CHARLOTTE, NC — Megan Stiles, 28, a lifelong member of Harvest Ridge Church, told her small group last Tuesday that her experience at a recent Taylor Swift concert was “honestly more powerful than any worship service I’ve ever attended,” a remark that triggered an emergency meeting of the church’s worship committee within forty-eight hours.
The committee, which convened Thursday evening in the church conference room, emerged two hours later having approved the purchase of a $2,400 atmospheric haze system, a supply of friendship bracelets for the greeting team, and a pilot program involving synchronized light-up wristbands for Easter Sunday.
“We heard the feedback and we’re responding,” said worship pastor Colton Reeves, 33, who attended the meeting wearing a lavender blazer he described as “Eras Tour-adjacent.” “If the world is offering a transcendent communal experience with production value, we need to at least match the fog output.”
“I didn’t mean for this to happen. I just said the lighting was better. Now they’re installing a truss system above the baptistry.”

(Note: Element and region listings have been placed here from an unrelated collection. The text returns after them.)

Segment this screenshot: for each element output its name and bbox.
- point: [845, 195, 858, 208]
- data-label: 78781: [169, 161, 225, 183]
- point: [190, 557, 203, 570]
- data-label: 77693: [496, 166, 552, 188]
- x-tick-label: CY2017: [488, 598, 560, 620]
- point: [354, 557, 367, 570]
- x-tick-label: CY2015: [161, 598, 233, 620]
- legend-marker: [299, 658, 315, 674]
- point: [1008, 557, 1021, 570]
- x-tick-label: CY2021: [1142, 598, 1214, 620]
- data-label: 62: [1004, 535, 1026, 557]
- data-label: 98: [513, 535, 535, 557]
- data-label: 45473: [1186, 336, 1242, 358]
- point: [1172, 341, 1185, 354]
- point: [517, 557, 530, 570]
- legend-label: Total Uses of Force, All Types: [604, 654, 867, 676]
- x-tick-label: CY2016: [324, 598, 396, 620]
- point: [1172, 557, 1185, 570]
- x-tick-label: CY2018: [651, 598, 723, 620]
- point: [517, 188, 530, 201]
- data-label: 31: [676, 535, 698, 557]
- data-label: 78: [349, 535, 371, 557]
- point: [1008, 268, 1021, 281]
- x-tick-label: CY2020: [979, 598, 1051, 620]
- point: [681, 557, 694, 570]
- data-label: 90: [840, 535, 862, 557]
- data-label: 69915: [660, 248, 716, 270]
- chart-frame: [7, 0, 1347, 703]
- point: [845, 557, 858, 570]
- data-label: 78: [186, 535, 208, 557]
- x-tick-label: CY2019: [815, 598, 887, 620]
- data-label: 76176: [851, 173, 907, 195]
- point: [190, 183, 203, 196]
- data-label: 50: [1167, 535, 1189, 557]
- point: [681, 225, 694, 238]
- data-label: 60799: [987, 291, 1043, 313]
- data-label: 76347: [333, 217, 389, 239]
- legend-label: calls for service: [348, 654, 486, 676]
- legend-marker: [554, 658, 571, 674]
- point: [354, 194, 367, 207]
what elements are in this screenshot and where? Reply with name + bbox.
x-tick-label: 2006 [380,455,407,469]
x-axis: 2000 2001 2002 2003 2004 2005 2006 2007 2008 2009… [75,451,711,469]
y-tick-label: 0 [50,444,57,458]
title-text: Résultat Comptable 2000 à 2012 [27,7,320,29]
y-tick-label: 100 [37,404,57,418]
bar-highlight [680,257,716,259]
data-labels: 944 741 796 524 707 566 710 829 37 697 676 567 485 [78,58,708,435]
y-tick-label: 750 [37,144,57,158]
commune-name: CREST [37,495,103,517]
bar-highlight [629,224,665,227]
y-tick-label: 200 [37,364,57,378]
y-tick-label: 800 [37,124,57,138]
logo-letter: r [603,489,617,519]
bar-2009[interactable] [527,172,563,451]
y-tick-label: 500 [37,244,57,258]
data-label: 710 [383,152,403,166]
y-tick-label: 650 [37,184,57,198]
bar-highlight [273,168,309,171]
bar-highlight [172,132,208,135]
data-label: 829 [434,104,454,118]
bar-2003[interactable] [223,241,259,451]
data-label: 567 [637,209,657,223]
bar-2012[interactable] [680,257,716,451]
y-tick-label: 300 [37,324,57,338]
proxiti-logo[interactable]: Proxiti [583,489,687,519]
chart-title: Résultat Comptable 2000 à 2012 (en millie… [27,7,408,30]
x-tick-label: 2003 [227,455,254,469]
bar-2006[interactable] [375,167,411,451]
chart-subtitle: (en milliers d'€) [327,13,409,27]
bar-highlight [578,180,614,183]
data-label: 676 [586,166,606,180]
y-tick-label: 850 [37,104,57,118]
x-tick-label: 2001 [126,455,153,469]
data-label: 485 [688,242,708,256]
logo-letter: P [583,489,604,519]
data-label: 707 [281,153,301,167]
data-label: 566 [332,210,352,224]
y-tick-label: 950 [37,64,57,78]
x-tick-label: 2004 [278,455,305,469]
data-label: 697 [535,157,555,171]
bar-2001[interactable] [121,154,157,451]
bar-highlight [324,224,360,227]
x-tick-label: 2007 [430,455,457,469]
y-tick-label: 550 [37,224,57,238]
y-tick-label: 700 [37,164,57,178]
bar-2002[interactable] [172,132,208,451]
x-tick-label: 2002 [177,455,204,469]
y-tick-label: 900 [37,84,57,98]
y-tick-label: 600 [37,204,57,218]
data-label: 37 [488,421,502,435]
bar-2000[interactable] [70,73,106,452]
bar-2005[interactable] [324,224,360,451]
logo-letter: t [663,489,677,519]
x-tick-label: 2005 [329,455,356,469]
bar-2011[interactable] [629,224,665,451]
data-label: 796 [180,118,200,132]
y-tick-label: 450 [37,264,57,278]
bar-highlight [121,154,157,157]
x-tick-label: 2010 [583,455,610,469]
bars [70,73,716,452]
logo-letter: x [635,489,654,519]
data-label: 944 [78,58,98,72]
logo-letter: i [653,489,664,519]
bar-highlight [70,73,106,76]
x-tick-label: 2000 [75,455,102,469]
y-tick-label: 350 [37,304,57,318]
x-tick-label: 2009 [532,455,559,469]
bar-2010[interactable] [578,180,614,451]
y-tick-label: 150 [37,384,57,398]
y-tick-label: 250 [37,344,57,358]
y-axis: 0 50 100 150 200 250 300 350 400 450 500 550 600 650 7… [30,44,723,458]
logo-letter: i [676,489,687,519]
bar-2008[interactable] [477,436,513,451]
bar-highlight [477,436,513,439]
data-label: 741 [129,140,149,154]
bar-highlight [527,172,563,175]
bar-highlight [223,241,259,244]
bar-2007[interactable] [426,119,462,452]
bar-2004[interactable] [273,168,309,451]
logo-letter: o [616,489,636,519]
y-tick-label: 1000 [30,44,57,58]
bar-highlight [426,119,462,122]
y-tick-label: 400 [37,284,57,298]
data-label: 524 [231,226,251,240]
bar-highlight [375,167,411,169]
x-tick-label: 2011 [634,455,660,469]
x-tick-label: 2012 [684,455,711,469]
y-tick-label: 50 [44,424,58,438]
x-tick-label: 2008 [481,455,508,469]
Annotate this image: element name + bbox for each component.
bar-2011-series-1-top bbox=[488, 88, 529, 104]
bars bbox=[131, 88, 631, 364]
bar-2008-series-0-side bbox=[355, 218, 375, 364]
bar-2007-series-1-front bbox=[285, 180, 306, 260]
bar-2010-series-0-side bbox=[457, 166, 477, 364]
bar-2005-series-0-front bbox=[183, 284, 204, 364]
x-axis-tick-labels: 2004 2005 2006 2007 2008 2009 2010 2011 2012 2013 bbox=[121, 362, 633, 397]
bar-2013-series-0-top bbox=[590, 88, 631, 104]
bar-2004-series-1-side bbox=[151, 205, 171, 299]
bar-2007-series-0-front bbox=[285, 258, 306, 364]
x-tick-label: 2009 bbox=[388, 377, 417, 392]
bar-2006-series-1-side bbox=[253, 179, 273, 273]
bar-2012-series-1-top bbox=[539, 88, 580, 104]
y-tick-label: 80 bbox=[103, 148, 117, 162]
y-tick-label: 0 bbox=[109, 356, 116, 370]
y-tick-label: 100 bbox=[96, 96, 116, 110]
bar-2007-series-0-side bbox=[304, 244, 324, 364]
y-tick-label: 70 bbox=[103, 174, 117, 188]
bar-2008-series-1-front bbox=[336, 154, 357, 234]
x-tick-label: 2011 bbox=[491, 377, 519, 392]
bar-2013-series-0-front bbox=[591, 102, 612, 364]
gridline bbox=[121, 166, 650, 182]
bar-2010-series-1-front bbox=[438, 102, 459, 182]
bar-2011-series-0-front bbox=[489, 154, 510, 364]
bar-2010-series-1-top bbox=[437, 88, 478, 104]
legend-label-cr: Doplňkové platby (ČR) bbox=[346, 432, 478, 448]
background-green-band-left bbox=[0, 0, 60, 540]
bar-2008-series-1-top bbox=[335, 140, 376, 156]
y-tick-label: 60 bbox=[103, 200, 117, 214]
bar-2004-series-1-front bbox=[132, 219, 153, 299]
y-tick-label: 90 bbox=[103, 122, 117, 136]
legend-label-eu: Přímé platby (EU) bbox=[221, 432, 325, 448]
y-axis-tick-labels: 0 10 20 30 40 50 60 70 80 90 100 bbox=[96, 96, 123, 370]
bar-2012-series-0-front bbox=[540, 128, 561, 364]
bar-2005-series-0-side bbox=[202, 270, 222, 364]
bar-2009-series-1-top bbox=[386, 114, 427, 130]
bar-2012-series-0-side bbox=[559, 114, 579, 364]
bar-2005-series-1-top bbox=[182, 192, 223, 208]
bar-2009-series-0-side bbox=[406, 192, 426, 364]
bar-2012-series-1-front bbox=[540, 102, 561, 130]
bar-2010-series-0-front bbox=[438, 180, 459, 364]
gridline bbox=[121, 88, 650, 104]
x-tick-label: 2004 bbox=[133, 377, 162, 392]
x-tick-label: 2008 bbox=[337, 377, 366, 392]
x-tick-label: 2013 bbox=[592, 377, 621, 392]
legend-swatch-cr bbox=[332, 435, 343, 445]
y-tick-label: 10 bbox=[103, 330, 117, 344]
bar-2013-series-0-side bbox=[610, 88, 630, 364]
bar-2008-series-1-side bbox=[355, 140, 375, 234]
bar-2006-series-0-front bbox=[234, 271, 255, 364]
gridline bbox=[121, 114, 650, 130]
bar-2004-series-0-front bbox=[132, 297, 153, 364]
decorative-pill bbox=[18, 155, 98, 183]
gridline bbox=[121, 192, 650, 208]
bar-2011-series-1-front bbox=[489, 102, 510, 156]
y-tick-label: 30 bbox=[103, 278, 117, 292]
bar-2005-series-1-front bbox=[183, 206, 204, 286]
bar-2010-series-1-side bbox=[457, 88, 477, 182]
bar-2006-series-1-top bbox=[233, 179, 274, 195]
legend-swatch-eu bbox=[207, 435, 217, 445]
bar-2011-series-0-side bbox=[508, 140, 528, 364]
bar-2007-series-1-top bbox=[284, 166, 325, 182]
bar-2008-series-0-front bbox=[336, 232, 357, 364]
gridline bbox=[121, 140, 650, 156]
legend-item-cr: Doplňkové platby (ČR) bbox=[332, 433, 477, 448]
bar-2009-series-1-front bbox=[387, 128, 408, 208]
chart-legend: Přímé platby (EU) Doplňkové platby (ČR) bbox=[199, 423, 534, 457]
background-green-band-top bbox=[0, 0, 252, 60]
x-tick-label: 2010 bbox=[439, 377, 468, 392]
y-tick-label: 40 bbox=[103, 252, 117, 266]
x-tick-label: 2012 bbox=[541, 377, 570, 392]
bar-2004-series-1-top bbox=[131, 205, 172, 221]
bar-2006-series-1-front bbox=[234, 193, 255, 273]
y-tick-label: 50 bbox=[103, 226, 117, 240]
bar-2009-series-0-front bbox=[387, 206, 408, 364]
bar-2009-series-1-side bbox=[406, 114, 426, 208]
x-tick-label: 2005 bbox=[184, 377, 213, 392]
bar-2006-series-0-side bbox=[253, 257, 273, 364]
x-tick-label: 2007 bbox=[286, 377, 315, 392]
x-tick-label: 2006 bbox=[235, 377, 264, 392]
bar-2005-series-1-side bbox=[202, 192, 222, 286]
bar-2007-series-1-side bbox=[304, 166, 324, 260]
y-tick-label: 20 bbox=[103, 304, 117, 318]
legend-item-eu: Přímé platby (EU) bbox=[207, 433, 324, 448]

Stiles offered the above comment, adding that she has been asked to consult on the church’s “atmosphere strategy” despite having “zero qualifications beyond owning a denim jacket with sequins.”
Senior pastor David Koh, 56, told reporters he supports the upgrades but drew the line at the youth pastor’s suggestion to replace the offertory with a friendship bracelet exchange. “We are a house of worship, not a stadium,” Koh said. “That said, the fog machine does make the altar call hit different.”
At press time, Reeves had submitted a budget request for a confetti cannon labeled “Pentecost Enhancement Device.”